Call for Oireachtas debate amid 'concerns' about Public Services Card

Regina Doherty has said the card is not compulsory, but mandatory

Call for Oireachtas debate amid 'concerns' about Public Services Card

A sample Public Services Card (Details have been blurred) | Image:

Organisations representing the elderly have expressed concern over an admission that the Public Services Card is "mandatory" to access social protection services.

On Newstalk Breakfast earlier, Minister Regina Doherty claimed the card is not compulsory as "nobody is required by law" to have one.

But she said Government departments will refuse to provide citizens with the basic public services they are entitled to if they refuse to sign up.

Her comments came after a woman in her 70s was refused her State pension because she did not want to sign up for the card.

Justin Moran is head of advocacy at Age Action.

He said: "In January the department told us that one-in-four people with a travel pass did not have a Public Services Card.

"Even if this figure has improved, it still means tens of thousands of older people do not have a card.

"Earlier this week it was revealed a woman in her 70s had her pension cut off because she does not have a Public Services Card.

"We would be very concerned if this new requirement for the card leads to more older people losing their entitlements and we would urge the department to ensure no one is penalised because they do not have a Public Services Card."

'A huge step without asking the public first'

Fianna Fáil's spokesperson for social protection, Senator Catherine Ardagh, has said it is essential that the Oireachtas are given an opportunity to debate and consider the concerns.

Senator Ardagh said: "It is important to note that this card has been in operation for those who require Social Protection services since 2011.

"This is not the first time a national ID card system has been mooted.

"The use of biometric data being incorporated into the public services card in order to seemingly eliminate the possibility of fraud and to improve the efficiency of public services will bring personal rights into sharper focus.

Responding Minister Regina Doherty's comments, Green Party technology spokesperson Councillor Ossian Smyth said: "It is sinister that Fine Gael is now revealing that the real purpose of its mandatory National ID card scheme is to deny services to the public.

"The Government is bringing in mandatory identity cards for Irish citizens.

"This is a huge step to take without asking the public first - and the first way they are being used is to deny rights to citizens."

Social Protection response

In reponse, the Department of Social Protection said in a statement: "The Public Services Card (PSC) is precisely that, a card for accessing public services.

"It helps customers access a range of public services easily.

"The user’s identity is fully authenticated when it is issued so they do not have to give the same information to multiple organisations.

"It was first introduced in 2011 and was initially rolled out to people getting social welfare payments.

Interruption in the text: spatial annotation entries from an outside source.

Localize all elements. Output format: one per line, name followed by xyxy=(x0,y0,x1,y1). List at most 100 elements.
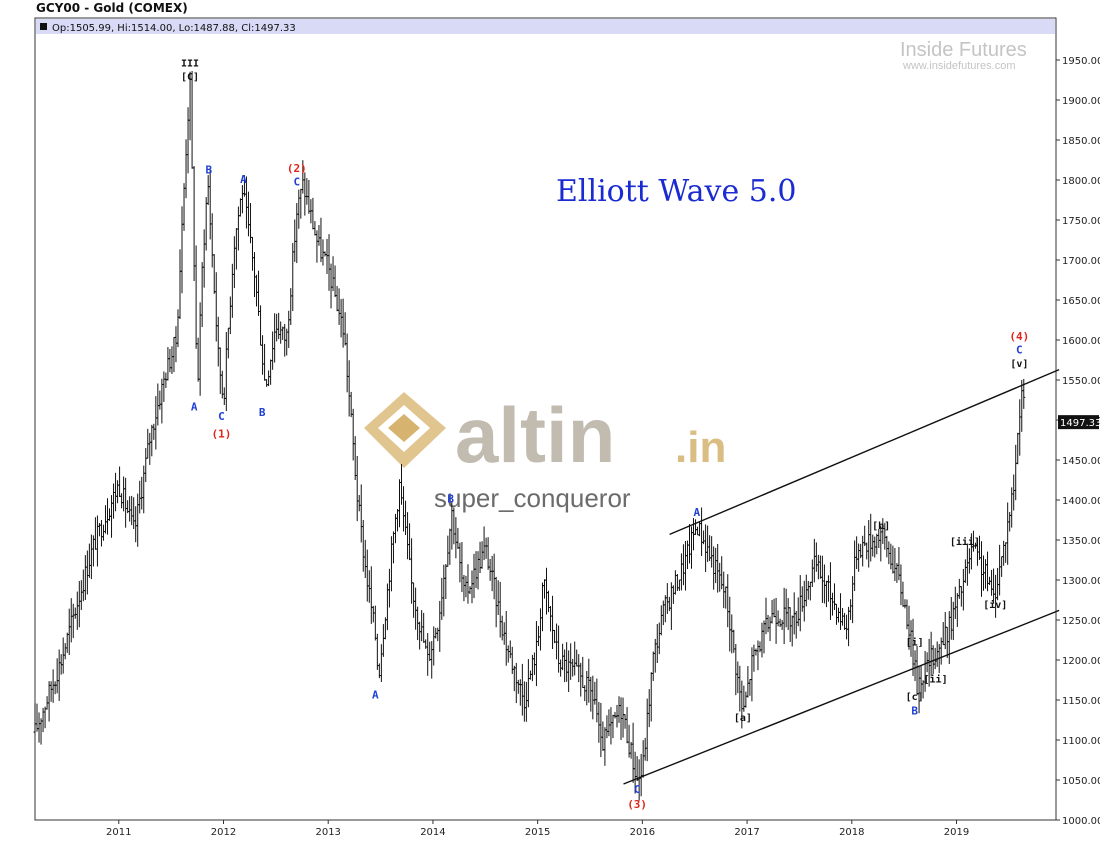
price-bar xyxy=(99,520,103,547)
price-bar xyxy=(867,520,871,568)
price-bar xyxy=(945,626,949,658)
price-bar xyxy=(671,585,675,604)
price-bar xyxy=(990,569,994,596)
price-bar xyxy=(81,569,85,602)
price-bar xyxy=(400,464,404,505)
price-bar xyxy=(343,312,347,346)
price-bar xyxy=(420,610,424,642)
x-tick-label: 2011 xyxy=(106,827,131,838)
price-bar xyxy=(418,621,422,650)
price-bar xyxy=(861,535,865,567)
price-bar xyxy=(341,298,345,348)
price-bar xyxy=(996,567,1000,601)
y-tick-label: 1750.00 xyxy=(1062,216,1100,227)
price-bar xyxy=(55,658,59,694)
price-bar xyxy=(712,546,716,590)
price-bar xyxy=(728,596,732,652)
price-bar xyxy=(979,541,983,597)
price-bar xyxy=(355,455,359,522)
price-bar xyxy=(464,575,468,598)
price-bar xyxy=(83,555,87,600)
wave-label: B xyxy=(259,406,266,419)
price-bar xyxy=(486,537,490,570)
price-bar xyxy=(222,387,226,406)
x-tick-label: 2015 xyxy=(525,827,550,838)
price-bar xyxy=(108,508,112,521)
price-bar xyxy=(114,472,118,512)
price-bar xyxy=(551,595,555,650)
price-bar xyxy=(198,302,202,396)
price-bar xyxy=(700,507,704,557)
price-bar xyxy=(571,658,575,677)
price-bar xyxy=(210,213,214,268)
price-bar xyxy=(397,479,401,528)
price-bar xyxy=(603,727,607,766)
price-bar xyxy=(468,586,472,595)
price-bar xyxy=(166,347,170,381)
y-tick-label: 1600.00 xyxy=(1062,336,1100,347)
price-bar xyxy=(255,274,259,307)
wave-label: C xyxy=(293,176,300,189)
price-bar xyxy=(402,486,406,532)
wave-label: A xyxy=(240,173,247,186)
chart-title: GCY00 - Gold (COMEX) xyxy=(36,1,188,15)
price-bar xyxy=(766,614,770,633)
price-bar xyxy=(903,599,907,609)
price-bar xyxy=(152,423,156,440)
price-bar xyxy=(345,333,349,393)
price-bar xyxy=(174,326,178,363)
price-bar xyxy=(138,480,142,514)
watermark-altin: altin xyxy=(455,391,615,479)
price-bar xyxy=(720,556,724,590)
price-bar xyxy=(303,172,307,216)
price-bar xyxy=(669,582,673,630)
price-bar xyxy=(545,567,549,615)
price-bar xyxy=(404,500,408,536)
price-bar xyxy=(339,299,343,338)
price-bar xyxy=(887,541,891,565)
price-bar xyxy=(480,541,484,569)
price-bar xyxy=(595,678,599,723)
price-bar xyxy=(901,581,905,607)
price-bar xyxy=(663,595,667,623)
price-bar xyxy=(659,605,663,636)
price-bar xyxy=(257,270,261,316)
y-tick-label: 1650.00 xyxy=(1062,296,1100,307)
price-bar xyxy=(508,640,512,659)
price-bar xyxy=(142,465,146,514)
price-bar xyxy=(353,436,357,480)
price-bar xyxy=(748,679,752,696)
price-bar xyxy=(941,622,945,646)
price-bar xyxy=(625,707,629,744)
price-bar xyxy=(949,597,953,640)
x-tick-label: 2019 xyxy=(944,827,969,838)
price-bar xyxy=(79,580,83,611)
price-bar xyxy=(184,139,188,199)
price-bar xyxy=(422,612,426,643)
price-bar xyxy=(313,221,317,236)
price-bar xyxy=(69,598,73,643)
price-bar xyxy=(85,550,89,595)
price-bar xyxy=(679,553,683,591)
wave-label: [C] xyxy=(181,72,199,83)
price-bar xyxy=(93,517,97,550)
price-bar xyxy=(408,523,412,561)
price-bar xyxy=(734,644,738,696)
price-bar xyxy=(730,614,734,654)
price-bar xyxy=(1018,399,1022,456)
price-bar xyxy=(947,611,951,664)
price-bar xyxy=(295,203,299,264)
price-bar xyxy=(120,493,124,509)
price-bar xyxy=(160,378,164,424)
price-bar xyxy=(190,71,194,169)
price-bar xyxy=(853,540,857,591)
x-tick-label: 2017 xyxy=(734,827,759,838)
price-bar xyxy=(436,627,440,642)
price-bar xyxy=(605,715,609,739)
price-bar xyxy=(176,309,180,348)
price-bar xyxy=(158,390,162,410)
wave-label: (1) xyxy=(211,428,231,441)
price-bar xyxy=(361,519,365,572)
price-bar xyxy=(623,714,627,729)
price-bar xyxy=(265,379,269,387)
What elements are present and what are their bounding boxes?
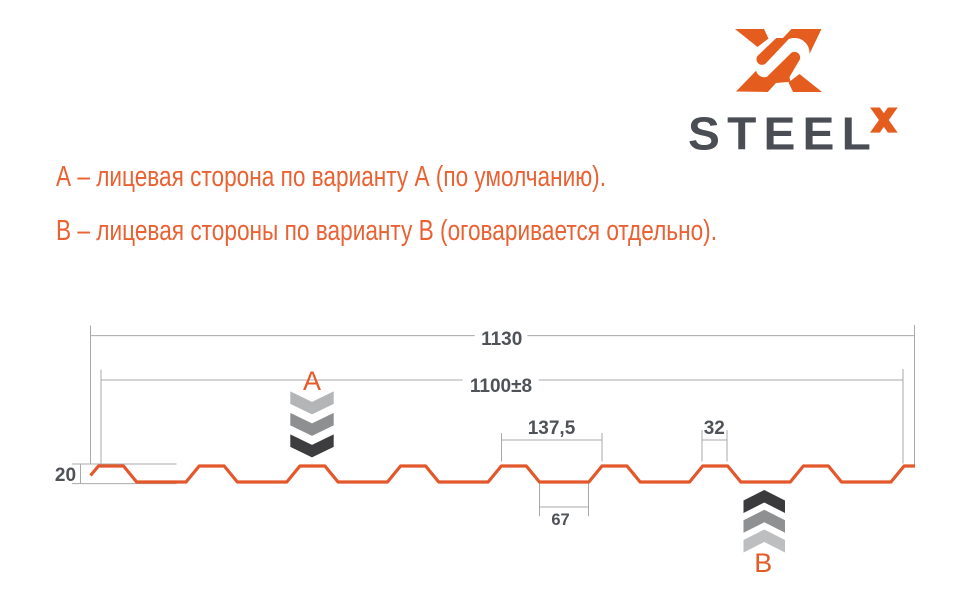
svg-text:В – лицевая стороны по вариант: В – лицевая стороны по варианту В (огова… [56,215,717,247]
svg-text:А – лицевая сторона по вариант: А – лицевая сторона по варианту А (по ум… [56,161,606,193]
svg-text:137,5: 137,5 [528,418,576,439]
svg-text:В: В [754,548,772,578]
svg-text:20: 20 [55,465,76,486]
svg-text:67: 67 [551,511,569,529]
svg-text:1100±8: 1100±8 [470,376,532,397]
svg-text:А: А [303,366,321,396]
svg-text:32: 32 [704,418,725,439]
svg-text:1130: 1130 [481,329,522,350]
svg-text:STEEL: STEEL [688,108,878,160]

It is now being rolled out to other public services."

The department adds: "The Public Service Card is a card for accessing public services only.

"It is a token which proves that a person has had their identity verified to a substantial level of assurance in accordance with the SAFE 2 standard.

"It is governed in that context by legislative provisions in the Social Welfare Consolidation Act 2005 (as amended), which limit its usage."

It says the card does not have "any of the typical characteristics of a national identity card", in that people are not required by law to provide it to a member of the police force at their request.